Figure 9. Effect of thermal stimulation on orthodontic treatment-induced excitation of the jaw-opening reflex. (A) Experimental procedure for the application of orthodontic force, thermal stimulation and the evaluation of jaw-opening reflex excitability. (B) Thermal stimulation (30 s, 45°C) significantly increased the right-side threshold for inducing the jaw-opening reflex. (C) Thermal stimulation (30 s, 45°C) significantly increased the gingival sulcus temperature on both sides. BH, before heating (thermal stimulation). Arrow & Heating: thermal stimulation. Two-way ANOVA, side: p < 0.05, time: p < 0.05, side × time: p < 0.05; Dunnett's post hoc test, ^*p < 0.05: vs. “BH of left,” ^#p < 0.05: vs. “BH of right”.

FIGURE 10

Figure 10. Effect of thermal stimulation immediately after the application of orthodontic force on the development of orthodontic treatment-induced excitation of the jaw-opening reflex. (A) Experimental procedure for the application of orthodontic force, thermal stimulation, and the evaluation of jaw-opening reflex excitability. (B) Thermal stimulation (30 s, 45°C) did not alter the right-side threshold for inducing the jaw-opening reflex on D1. (C) Thermal stimulation (30 s, 45°C) did not alter the temperature of the right molar gingival sulcus on D1. Heating: thermal stimulation. JOR, evaluation of jaw-opening reflex excitability. Paired t-test, ^*p < 0.05.

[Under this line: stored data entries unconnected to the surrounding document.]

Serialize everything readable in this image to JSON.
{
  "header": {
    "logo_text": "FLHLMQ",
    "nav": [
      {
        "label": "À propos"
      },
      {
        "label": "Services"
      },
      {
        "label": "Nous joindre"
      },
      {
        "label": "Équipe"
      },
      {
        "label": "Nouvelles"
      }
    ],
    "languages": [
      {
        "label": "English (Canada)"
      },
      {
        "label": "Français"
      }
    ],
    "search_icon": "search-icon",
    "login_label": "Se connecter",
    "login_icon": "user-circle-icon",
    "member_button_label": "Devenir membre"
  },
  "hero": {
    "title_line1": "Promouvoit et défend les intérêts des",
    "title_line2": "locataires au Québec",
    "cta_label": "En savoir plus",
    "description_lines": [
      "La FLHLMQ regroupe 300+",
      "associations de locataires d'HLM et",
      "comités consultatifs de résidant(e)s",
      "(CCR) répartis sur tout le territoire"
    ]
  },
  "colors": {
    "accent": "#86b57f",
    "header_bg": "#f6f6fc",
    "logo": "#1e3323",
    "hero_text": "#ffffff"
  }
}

Effect of Local Anesthesia on Jaw-Opening Reflex Excitability in the ETM Groups

Both surface and infiltration anesthesia of the palatal mucosa of the right maxillary first molar significantly (p < 0.05) increased the right-side threshold for inducing the jaw-opening reflex, and the increase in the threshold was sustained until the termination of observation (Figures 11B,C). Although surface anesthesia of the left molar region did not alter the left-side threshold for inducing the jaw-opening reflex, infiltration anesthesia of the left molar region significantly (p < 0.05) increased the left-side threshold for inducing the jaw-opening reflex. The intensity of the left- and right-side thresholds after infiltration anesthesia were similar.

FIGURE 11

Figure 11. Effect of local anesthesia on orthodontic treatment-induced excitation of the jaw-opening reflex. (A) Experimental procedure for the application of orthodontic force, local anesthesia, and the evaluation of jaw-opening reflex excitability. (B) Surface anesthesia applied to the right maxillary first molar region significantly increased the right-side threshold for inducing the jaw-opening reflex. (C) Infiltration anesthesia applied to the right maxillary first molar region increased the right-side threshold for inducing the jaw-opening reflex. LA, local anesthesia; BT, before treatment (local anesthesia). Arrow: local anesthesia. Two-way ANOVA, side: p < 0.05, time: p < 0.05, side × time: p < 0.05; Dunnett's post hoc test, ^*p < 0.05: vs. “BT of left”.

Discussion

In this study, the beneficial effects of laser irradiation by common dental lasers using different light sources on the orthodontic pain-related reflex and ETM were examined. In this animal model, the threshold for inducing the jaw-opening reflex was significantly reduced on the right side, which was subjected to orthodontic force, compared to the left side, which remained intact. These findings are consistent with those of previous studies reporting that trigeminal (e.g., pulp and temporomandibular joint) noxious stimulation increases jaw-opening reflex excitability (27–29) and that orthodontic force-induced inflammation in the periodontium (e.g., the periodontal ligaments and alveolar bone) plays a crucial role in the excitability of the jaw-opening reflex (21). In addition, it has been confirmed previously that the application of an orthodontic apparatus without spring elongation did not alter the excitability of the jaw-opening reflex (21).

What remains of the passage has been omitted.